Pictures from pork place! That white mass is acasa--kind of like flour and water that hardened into a jello-like consistency. It's sold in leaves on the street and I am quite fond of it.

Picture of all our bikes at the training site.

This is some Beninese street food. This costs around 45 cents and is white rice, a bean that looks like a chickpea but is not (I don't think we have it in the states), a spicy tomato sauce and a sprinkling of gari (manioc flour). Pretty tasty also.

Our first baby weighing! All the health trainees accompanied a current volunteer to a village to help her with a baby weighing. Some babies were happier than others to be weighed..and some of them peed in the little weighing bag.


This is from the trainee's trip to Ouidah in the south along the coast. We visited a snake temple which had lots of...snakes. These were very docile dudes so you could wear them around the neck.

Remember how we ate the head of a bush rat when we first visited our village? Well this is a bush rat head still on the body at Songhai. They raise them there. I think he is pretty cute.

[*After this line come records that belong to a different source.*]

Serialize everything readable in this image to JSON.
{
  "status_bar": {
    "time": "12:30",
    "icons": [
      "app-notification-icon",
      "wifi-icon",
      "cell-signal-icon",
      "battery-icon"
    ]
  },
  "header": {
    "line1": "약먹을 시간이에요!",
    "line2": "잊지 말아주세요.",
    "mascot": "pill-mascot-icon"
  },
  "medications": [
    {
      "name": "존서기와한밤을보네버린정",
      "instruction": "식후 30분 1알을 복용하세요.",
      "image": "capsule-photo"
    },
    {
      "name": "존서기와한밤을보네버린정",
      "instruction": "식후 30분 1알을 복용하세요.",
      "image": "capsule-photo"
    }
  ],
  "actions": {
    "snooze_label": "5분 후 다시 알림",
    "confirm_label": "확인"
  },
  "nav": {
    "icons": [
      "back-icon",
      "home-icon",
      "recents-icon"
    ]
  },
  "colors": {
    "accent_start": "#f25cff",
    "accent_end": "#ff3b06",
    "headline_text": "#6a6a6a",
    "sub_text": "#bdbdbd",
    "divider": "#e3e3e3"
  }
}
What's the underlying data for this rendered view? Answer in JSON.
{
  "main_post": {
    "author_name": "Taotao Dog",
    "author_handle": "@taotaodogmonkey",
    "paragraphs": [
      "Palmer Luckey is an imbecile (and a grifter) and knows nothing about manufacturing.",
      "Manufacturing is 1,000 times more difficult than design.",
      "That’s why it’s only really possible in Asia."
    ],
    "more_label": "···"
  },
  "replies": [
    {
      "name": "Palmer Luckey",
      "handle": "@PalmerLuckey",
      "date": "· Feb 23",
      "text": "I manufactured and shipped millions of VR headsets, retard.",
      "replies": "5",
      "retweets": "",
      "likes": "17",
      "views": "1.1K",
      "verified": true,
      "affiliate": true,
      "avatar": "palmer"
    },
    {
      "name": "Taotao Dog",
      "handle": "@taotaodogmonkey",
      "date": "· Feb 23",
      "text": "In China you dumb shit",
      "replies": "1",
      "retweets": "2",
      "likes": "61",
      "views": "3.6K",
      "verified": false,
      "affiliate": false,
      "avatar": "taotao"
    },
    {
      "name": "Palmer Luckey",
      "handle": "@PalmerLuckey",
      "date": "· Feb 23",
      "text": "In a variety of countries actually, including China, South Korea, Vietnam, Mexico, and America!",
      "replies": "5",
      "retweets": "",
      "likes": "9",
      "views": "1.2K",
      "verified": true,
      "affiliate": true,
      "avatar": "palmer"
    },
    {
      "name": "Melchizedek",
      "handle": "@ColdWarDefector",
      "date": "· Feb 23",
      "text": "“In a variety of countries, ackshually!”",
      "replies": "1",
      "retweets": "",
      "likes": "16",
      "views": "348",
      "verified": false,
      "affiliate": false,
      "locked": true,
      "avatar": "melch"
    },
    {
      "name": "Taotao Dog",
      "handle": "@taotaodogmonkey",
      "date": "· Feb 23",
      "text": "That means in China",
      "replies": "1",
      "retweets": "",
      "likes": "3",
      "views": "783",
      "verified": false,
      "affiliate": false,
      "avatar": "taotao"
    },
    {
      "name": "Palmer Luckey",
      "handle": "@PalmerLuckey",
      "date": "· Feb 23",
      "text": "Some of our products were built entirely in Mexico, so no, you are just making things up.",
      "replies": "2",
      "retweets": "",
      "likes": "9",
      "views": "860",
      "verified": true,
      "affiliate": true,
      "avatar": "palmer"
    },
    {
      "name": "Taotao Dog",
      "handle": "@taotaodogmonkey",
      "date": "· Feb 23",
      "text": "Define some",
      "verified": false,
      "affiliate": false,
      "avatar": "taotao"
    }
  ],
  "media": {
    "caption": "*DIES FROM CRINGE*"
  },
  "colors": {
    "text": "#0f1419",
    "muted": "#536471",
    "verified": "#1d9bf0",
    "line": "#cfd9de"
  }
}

Pictures of the new house. It's concrete and huge. This is the living room area.

This is my gas stove while I am attempting to make yam fries for the first time.

Kitchen!

Ed unloading our gifts from a visit to the neighboring village of Zakmounadon. We got oranges, grapefruit, bananas, yams, and even a live chicken!

These are two fellow Collines Region volunteers at a restaurant we frequent on market days in Glazoue. The lady that owns the place just finished making this goat for a party and took it out to show us. It's actually a goat with a rabbit kneeling at its feet. 

Awesome. Those are tomatoes and onions toothpicked on for decoration...and a bow around it's neck I believe.

Here's Innocent, one of the nurse's assistants at the health center teaching me how to grate tomatoes on a stove to make sauce.

They were teaching me to cook Beninise-style. 

Ed and Sac a Dos when she was just a little kitten!

A slightly bigger Sac a Dos looking out our screen door at one of the goats that frequents our porch.

This is my work counterpart, Aaron in the pharmacy at the health center.

Health Center.

This is the hospitalization room at the health center. There are bed nets above the beds.

This is our house...it's huge and looks to be about the same size as the health center (though it is a little smaller)

Girls going towards the water pump to fill up.

Baby goats!

That's me on the back of Vincent's motorcycle waiting for Ed to take a picture of the Kpakpa-Agbagoule high school for our IST presentation....apparently I also got my photo taken. 

Ed got these fish as a gift from the Nigerien fishermen that live in the brush out by the river. I tried to fry them and they all stared up at me almost the entire time.